I think for me the practice of observing every day as holy, is an experience of practicing resurrection. Like Thomas and the disciples, there are many days that I just don’t believe. I need some tangible sign or proof that Christ is part of my life. I don’t believe other people’s testimonies or experiences. I sometimes even think people are just plain crazy.
Yet there are other days that the indescribable, indisputable experience of the invisible essential is alive in my heart. Like practicing an instrument, we make mistakes and more mistakes and even more mistakes, but with practice we get better at playing over time. I hope and pray that by practicing resurrection we draw closer to Christ’s hope for us, getting better at the peace of Christ each morning we rise.
Silence-Waiting Worship: This is a time for you to turn your attention fully inward. The songs and passages and the offered message have prepared you to listen deeply to the Divine. Spend at least 20 minutes in silence listening for that still small voice of God. You may want to join an online waiting worship community. A few links for these can be found below.
When you have come to a place of closure in your waiting worship, continue on to bring your time of worship to a close.
Afterthoughts: Afterthoughts are thoughts that rose for you during waiting worship that didn’t completely form into a message. Perhaps you discerned that what was rising for you in waiting worship was a message for you alone, something not to be shared with others or perhaps you only received fragments of a message and it didn’t come together completely during the silence. Take a few minutes to journal these afterthoughts so that you can look back at them another time. Perhaps God is speaking to you through these partial messages and the fullness of their meaning will be revealed in time.
Joys and Concerns: It is traditional in Programmed Quaker Worship to have a time for the sharing of joys and concerns. Take a few moments to write down in your journal a few things from this week that you are thankful for and a few things that you are holding in prayer. Feel free to post these in the comments below as well (though remember that it may take up to 24 hours for them to be available to others to read) so that others can include your requests in their prayers and celebrate your joys alongside you.
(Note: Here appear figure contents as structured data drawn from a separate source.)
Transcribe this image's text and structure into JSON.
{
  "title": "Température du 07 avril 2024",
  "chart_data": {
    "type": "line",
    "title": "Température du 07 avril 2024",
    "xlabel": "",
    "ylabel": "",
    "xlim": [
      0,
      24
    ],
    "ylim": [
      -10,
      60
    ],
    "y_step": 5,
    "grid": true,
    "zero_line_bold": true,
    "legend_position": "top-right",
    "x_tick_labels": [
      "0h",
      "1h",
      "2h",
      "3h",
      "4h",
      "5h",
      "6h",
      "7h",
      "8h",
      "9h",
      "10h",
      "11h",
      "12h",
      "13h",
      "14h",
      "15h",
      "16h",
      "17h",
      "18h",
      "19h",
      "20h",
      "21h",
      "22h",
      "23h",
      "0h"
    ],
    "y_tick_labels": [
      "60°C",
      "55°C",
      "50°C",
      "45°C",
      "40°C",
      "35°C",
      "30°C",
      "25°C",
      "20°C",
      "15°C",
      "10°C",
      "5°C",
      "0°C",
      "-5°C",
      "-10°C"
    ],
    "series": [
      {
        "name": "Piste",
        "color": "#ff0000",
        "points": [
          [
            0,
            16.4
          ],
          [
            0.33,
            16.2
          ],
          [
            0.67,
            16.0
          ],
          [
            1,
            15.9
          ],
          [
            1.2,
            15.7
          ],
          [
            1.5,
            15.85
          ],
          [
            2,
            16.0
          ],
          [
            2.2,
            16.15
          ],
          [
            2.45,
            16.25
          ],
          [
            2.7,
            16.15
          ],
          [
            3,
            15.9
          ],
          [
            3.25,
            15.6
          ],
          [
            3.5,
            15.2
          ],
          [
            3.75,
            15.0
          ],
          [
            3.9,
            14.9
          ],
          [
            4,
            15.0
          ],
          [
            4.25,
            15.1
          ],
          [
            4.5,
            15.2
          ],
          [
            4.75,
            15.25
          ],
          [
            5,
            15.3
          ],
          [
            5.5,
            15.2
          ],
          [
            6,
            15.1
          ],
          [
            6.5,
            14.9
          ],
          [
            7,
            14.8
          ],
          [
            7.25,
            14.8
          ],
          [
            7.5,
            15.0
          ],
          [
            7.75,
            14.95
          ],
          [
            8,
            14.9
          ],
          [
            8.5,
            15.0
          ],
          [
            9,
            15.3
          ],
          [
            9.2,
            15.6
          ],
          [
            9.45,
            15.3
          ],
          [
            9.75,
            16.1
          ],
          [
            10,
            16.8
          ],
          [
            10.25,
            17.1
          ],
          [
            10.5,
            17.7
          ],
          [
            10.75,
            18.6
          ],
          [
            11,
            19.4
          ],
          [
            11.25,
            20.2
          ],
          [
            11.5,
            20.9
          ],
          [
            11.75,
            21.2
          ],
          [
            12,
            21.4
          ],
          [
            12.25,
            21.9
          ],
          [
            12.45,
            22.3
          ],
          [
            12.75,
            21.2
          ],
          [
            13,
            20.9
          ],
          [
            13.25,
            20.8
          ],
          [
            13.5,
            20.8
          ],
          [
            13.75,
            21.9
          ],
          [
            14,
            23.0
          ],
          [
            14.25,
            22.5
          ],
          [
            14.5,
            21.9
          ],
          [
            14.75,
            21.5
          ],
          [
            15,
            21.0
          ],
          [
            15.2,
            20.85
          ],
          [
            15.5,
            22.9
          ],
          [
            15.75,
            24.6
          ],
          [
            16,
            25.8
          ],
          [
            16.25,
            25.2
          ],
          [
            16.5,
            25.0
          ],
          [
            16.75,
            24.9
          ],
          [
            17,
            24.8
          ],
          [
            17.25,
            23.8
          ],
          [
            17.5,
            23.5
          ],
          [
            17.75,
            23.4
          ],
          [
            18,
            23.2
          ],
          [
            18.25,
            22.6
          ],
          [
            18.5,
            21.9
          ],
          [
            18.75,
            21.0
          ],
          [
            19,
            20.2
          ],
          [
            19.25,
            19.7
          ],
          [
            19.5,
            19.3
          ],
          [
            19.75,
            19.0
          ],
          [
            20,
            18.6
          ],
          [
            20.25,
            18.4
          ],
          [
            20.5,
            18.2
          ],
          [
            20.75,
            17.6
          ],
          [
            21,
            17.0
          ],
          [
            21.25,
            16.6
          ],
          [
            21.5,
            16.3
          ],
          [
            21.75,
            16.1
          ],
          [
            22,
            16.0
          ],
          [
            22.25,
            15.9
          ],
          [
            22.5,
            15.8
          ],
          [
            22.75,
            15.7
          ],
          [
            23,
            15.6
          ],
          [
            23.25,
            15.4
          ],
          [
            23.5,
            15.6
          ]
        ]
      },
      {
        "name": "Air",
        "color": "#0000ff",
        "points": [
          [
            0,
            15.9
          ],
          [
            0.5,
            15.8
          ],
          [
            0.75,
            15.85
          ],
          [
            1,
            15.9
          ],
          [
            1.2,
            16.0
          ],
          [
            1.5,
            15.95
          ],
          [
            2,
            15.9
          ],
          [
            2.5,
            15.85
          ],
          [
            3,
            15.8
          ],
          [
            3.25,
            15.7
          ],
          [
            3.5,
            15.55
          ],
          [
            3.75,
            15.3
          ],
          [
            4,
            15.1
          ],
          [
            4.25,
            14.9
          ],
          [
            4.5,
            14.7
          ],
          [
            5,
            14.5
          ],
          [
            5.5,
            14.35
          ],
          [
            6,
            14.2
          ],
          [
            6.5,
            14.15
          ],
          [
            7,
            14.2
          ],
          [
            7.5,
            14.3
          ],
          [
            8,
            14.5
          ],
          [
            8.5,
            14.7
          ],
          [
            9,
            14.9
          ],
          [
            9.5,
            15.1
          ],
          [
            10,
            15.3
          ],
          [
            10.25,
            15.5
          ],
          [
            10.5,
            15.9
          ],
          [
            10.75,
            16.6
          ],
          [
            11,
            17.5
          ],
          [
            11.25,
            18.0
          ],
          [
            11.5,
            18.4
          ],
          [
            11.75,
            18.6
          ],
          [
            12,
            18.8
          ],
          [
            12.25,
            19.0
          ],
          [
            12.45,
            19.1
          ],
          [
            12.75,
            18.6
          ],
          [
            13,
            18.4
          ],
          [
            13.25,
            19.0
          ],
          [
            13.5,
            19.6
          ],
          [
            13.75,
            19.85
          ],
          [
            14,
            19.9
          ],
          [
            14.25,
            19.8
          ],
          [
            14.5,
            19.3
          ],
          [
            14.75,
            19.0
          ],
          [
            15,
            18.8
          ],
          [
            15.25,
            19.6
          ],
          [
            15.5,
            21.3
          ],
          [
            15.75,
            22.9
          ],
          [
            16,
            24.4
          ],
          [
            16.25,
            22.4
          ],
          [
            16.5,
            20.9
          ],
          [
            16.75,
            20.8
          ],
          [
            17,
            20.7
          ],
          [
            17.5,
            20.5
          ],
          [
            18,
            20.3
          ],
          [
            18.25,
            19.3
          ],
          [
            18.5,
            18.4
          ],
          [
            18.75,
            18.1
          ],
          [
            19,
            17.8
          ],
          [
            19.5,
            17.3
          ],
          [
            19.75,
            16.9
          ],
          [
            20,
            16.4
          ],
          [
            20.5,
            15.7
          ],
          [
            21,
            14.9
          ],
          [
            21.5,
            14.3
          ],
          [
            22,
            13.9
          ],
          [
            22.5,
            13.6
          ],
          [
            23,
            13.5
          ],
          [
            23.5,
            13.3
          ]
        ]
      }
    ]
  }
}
Closing: Take another few moments of silence to close your worship time. Breathe deeply and give thanks for your time in worship today. When you feel ready end in vocal prayer, either of your own creation or read out loud the following: “O Holy One, help me practice resurrection each day as I rise in the morning and as I go throughout my day. Draw my heart towards your mysterious unknown of transformational power so that I may overcome the fear of pain, rejection, and death. Empower me to walk confidently out into the world with you as my refuge. Remind me, O Lord, that you walk with me into this world. Amen.”